I rettori si lamentano perché il Fondo di finanziamento ordinario (Ffo) non riesce a coprire neppure la somma delle spese fisse e chiedono sovvenzioni “per un sistema che sta precipitando minando lo sviluppo del Paese”. Un’indagine di Federconsumatori rivela: “Tasse più esose, soprattutto per i meno abbienti”
Mentre i rettori si lamentano per un “sistema universitario italiano che sta ormai precipitando in una crisi irreversibile tale da minare l’immagine internazionale del Paese e le sue prospettive di sviluppo”, gli studenti si trovano di fronte all’ennesimo rincaro delle tasse. Quasi tocchi a loro pagare per le inefficienze e la scarsa qualità dell’intero sistema accademico. Una deduzione forse un po’ azzardata, ma che restituisce in parte un meccanismo che sarebbe altrimenti di difficile comprensione.
Perché, stando all’allarme lanciato dai rettori al mondo dell’università, servirebbero almeno 550 milioni di euro affinché si possa tornare competitivi in Europa in materia di formazione. Questa mancanza di fondi infatti ha prodotto negli ultimi quattro anni una riduzione del numero di docenti e di ricercatori di oltre il 10%; il permanere del blocco del turn-over, fissato al 20% dalla legge di spending review, oltre a ridurre ulteriormente e in misura “intollerabile” il ricambio degli organici dei docenti (le università si troveranno prive di docenti di prima fascia che, negli ultimi 4 anni, si sono ridotti di oltre il 20%).
Rette più alte per gli studenti. Traduzione: abbassamento della qualità della didattica e dei servizi per gli studenti. Che però, stando alla terza indagine di Federconsumatori 1 sulle rette degli Atenei italiani, si trovano a pagare tasse più salate: secondo i dati raccolti dall’associazione
dei consumatori, calcolati in base ai modelli e alle formule riportate sui siti web dei più grandi atenei della penisola, le rette scolastiche sarebbero aumentate mediamente del 7% rispetto allo scorso anno, pari a un aggravio di 70,68 euro. E quel che più stupisce è che a pagare il prezzo più alto sarebbero gli studenti inclusi nelle fasce di reddito più basse. Considerando la media nazionale dell’importo per la prima fascia (calcolata fino a 6 mila euro di reddito Isee), l’aumento è stato dell’11,3%, per la seconda fascia (reddito Isee fino a 10 mila euro) è stata del 10%, mentre scende al 2,8% per chi fa parte della terza fascia (fino a 20 mila euro di Isee). I costi della penultima fascia crescono invece dell’1,1%, quelli dell’ultima del 5,5%. Secondo l’associazione si tratta di “aumenti che non favoriscono la formazione dei giovani e che dimostrano la scarsa volontà di investire nel futuro del nostro Paese”.

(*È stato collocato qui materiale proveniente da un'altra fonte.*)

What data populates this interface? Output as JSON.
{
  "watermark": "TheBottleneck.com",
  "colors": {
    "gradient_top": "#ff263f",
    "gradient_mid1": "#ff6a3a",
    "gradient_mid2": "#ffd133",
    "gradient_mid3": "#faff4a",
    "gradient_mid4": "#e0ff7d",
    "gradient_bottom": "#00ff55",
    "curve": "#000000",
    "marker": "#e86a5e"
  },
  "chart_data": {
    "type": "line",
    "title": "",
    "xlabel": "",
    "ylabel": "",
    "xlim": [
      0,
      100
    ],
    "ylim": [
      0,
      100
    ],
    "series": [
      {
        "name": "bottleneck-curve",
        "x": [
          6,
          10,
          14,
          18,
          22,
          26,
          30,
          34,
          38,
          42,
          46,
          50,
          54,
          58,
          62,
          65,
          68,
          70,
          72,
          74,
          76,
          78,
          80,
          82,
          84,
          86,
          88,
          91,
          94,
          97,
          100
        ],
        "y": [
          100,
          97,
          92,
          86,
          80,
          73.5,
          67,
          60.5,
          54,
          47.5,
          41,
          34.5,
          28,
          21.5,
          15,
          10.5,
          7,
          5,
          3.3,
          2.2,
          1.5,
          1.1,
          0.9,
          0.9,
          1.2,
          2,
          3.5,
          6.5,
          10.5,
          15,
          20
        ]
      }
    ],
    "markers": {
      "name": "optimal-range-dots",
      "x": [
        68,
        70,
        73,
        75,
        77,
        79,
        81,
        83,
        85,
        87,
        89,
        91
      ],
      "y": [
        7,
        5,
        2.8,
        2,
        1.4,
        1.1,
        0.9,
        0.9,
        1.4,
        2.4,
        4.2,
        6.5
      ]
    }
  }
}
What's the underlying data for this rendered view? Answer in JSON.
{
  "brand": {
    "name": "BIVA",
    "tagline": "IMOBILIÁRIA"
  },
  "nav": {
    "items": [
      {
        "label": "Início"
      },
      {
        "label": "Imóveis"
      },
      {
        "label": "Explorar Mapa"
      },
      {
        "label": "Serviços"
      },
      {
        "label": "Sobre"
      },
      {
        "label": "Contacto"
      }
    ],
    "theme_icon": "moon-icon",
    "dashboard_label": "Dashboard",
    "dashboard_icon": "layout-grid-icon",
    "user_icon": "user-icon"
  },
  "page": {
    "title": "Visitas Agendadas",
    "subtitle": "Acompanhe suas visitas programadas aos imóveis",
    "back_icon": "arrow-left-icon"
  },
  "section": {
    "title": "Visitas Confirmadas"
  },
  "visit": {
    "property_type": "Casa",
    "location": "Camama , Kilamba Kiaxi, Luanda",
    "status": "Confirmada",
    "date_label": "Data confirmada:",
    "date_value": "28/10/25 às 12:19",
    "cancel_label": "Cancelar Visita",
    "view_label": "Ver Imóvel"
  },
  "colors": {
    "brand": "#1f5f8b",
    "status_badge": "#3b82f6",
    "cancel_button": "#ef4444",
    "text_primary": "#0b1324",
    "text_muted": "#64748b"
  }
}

Atenei più cari al nord Italia. Sempre secondo i dati dell’indagine, sono gli Atenei del nord Italia quelli in cui si registrano le rette più costose. Rispetto alla media nazionale costano l’8,4% in più se si prende in considerazione la fascia di reddito più bassa e il 30,42% in più se si considera invece la fascia più alta. Unica eccezione è rappresentata dall’università del Salento che impone tasse alle prime due fasce particolarmente alte, anche se va detto l’Ateneo adotta un sistema che prevede la riduzione in base al reddito con parametri Isee e un ulteriore sconto del 50% in base alla media dei voti ottenuti. Il primato per la retta più cara, però, va all’Università di Parma. Per frequentarla gli studenti devono pagare tasse annuali minime di 931,92 euro per le facoltà umanistiche e di 1047,74 euro per quelle scientifiche.
L’incidenza dell’evasione sul calcolo Isee. Poiché il calcolo delle tasse universitarie si basa sulla dichiarazione dei redditi, sottolinea Federconsumatori “non si può non considerare la grave incidenza dell’evasione fiscale”. Secondo Rosario Trefiletti, presidente di Federconsumatori, “questo fenomeno, unito alla diminuzione degli investimenti destinati alla pubblica istruzione, sta facendo crescere progressivamente il numero di studenti che rientrano nelle fasce più basse, provocando quindi una diminuzione delle risorse da distribuire: ad essere penalizzati, quindi, saranno coloro i quali hanno davvero bisogno di usufruire dell’istruzione pubblica senza spendere una fortuna”. Sono infatti numerose le famiglie monoreddito di lavoratori autonomi – dai gioiellieri ai ristoratori – che rientrano nella seconda fascia Isee considerata e che quindi pagano contributi relativamente bassi. Il paradosso è che “in questo modo il figlio di un operaio specializzato finisce per pagare imposte superiori a quelle che vengono richieste al figlio di un orafo o di un pellicciaio” conclude Rosario Trefiletti.